Mrs. Syminec
Philadelphia, PA
1962- 1995
The Syminec family lived down the street from us. And like
so many families in our neighborhood, they had lots of kids, 13 to be exact.
When my family moved to Overbrook, in 1962, Rosie, the youngest child, had
recently been killed. She was hit by car right in front of the house. She was 4
at the time, playing in the front yard with several of her siblings. They have
been left in charge of her but they weren’t paying enough attention to her. Rosie slipped away from them and ran into the
street, in between cars. The driver never saw her. When he hit her and killed
her, he got out of the car, sat on the sidewalk and wept.
Mrs. Syminec came charging out of the house, filled with grief,
disbelief, and bewilderment. As the ambulance took her daughter’s dead body
away, Mrs. Syminec went over to the man crying on the sidewalk and consoled
him.
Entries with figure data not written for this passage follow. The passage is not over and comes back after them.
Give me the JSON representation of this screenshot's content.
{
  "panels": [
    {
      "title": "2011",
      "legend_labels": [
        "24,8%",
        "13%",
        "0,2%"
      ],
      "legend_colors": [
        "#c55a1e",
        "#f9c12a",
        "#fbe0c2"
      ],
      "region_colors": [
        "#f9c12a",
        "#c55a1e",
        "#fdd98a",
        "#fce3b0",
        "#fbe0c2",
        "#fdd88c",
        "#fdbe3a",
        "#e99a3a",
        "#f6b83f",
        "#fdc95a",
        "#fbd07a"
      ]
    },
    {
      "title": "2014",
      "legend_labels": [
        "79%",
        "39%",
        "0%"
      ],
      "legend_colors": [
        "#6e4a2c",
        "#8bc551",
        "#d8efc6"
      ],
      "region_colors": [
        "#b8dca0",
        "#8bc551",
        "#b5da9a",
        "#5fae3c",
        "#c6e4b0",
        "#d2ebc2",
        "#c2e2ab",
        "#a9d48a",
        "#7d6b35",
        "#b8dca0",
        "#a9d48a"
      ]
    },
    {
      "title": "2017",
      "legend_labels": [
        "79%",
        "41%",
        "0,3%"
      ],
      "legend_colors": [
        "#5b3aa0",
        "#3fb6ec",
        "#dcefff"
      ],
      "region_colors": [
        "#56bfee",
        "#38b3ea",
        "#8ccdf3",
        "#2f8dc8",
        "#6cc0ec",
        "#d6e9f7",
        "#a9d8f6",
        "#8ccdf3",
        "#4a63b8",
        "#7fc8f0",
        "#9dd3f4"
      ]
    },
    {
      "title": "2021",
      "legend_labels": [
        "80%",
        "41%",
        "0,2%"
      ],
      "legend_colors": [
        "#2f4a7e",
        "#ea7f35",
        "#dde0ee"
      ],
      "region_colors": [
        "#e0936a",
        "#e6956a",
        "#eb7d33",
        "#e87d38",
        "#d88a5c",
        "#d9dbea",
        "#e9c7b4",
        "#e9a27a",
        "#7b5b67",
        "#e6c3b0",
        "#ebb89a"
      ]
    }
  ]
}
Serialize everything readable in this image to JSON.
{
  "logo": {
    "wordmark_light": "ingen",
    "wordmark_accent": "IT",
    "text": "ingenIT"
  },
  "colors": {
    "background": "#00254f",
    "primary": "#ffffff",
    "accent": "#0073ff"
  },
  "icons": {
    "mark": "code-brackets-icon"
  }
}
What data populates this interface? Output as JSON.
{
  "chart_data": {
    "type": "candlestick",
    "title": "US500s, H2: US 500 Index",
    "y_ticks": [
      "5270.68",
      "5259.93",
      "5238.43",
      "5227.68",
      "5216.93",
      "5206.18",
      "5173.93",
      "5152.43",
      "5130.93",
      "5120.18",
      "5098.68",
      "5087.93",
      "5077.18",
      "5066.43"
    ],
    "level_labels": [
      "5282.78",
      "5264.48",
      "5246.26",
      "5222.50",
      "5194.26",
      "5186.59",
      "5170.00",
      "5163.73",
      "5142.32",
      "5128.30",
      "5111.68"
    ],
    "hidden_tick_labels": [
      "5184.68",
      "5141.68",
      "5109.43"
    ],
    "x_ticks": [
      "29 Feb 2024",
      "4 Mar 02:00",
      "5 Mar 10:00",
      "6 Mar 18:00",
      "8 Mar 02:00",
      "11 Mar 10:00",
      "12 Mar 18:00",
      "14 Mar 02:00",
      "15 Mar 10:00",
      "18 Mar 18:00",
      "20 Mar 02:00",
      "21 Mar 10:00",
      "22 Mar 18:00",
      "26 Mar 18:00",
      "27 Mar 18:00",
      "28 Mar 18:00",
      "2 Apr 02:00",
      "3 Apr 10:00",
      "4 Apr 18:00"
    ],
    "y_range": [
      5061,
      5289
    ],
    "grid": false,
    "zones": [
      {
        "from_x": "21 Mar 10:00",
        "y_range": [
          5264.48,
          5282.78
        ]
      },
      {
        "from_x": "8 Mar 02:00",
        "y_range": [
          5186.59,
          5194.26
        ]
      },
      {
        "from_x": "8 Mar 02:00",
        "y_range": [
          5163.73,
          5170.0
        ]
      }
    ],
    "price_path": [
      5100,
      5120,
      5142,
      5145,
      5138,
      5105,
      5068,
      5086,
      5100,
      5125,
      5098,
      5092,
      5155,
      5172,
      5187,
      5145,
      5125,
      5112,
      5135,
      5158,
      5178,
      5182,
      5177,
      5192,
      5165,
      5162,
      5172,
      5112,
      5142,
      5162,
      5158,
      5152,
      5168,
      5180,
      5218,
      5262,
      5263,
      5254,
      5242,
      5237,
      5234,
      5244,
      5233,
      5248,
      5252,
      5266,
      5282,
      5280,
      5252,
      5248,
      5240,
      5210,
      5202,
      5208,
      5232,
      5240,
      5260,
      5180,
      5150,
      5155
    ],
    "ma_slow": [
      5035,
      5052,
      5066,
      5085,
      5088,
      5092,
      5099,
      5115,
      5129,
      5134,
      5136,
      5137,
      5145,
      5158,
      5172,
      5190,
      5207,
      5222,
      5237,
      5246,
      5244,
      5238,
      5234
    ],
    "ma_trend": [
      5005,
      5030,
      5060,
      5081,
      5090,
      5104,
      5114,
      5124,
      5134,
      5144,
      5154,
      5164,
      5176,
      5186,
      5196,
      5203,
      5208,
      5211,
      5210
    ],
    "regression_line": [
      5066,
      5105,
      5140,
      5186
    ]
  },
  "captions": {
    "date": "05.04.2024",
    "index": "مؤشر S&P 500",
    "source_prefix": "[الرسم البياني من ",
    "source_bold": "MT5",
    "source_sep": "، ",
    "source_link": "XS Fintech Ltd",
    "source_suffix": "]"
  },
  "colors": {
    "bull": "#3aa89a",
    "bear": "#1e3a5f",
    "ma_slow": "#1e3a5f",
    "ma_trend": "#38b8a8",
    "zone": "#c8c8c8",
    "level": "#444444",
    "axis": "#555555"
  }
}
She forgave him. And she moved on to care for her 12 remaining children.
Four years later, Andy, her eighth-grade son, was out with
friends at dusk, on a rainy Friday evening. They were on Route #1, a busy street
and they were playing chicken-in-the-road. Andy slipped and the driver didn’t
see him. Andy was killed instantly. And again, the entire community mourned with
Mrs. Syminec. We felt guilty for having a tinge of anger towards Andy for being
so foolish and putting his mother through yet another unbearable heartbreak.
I never saw much of Mrs. Syminec after this time. But she
grabbed everybody’s attention yet again in 1995, when John, one of her younger
children, now in adult, was in a car accident and died instantly. This was now
the third child this woman buried due to car accidents.
I wonder how all this heart ache affected her. I wonder how
she talked herself into getting up each day and moving on from so much sorrow.
I wonder if she was filled with an abundance of “what-ifs”. I wonder if she
ever met anybody who had more sorrow than she had. I can’t imagine having that
much sorrow and whenever I think of Mrs. Samonek I am filled with sorrow.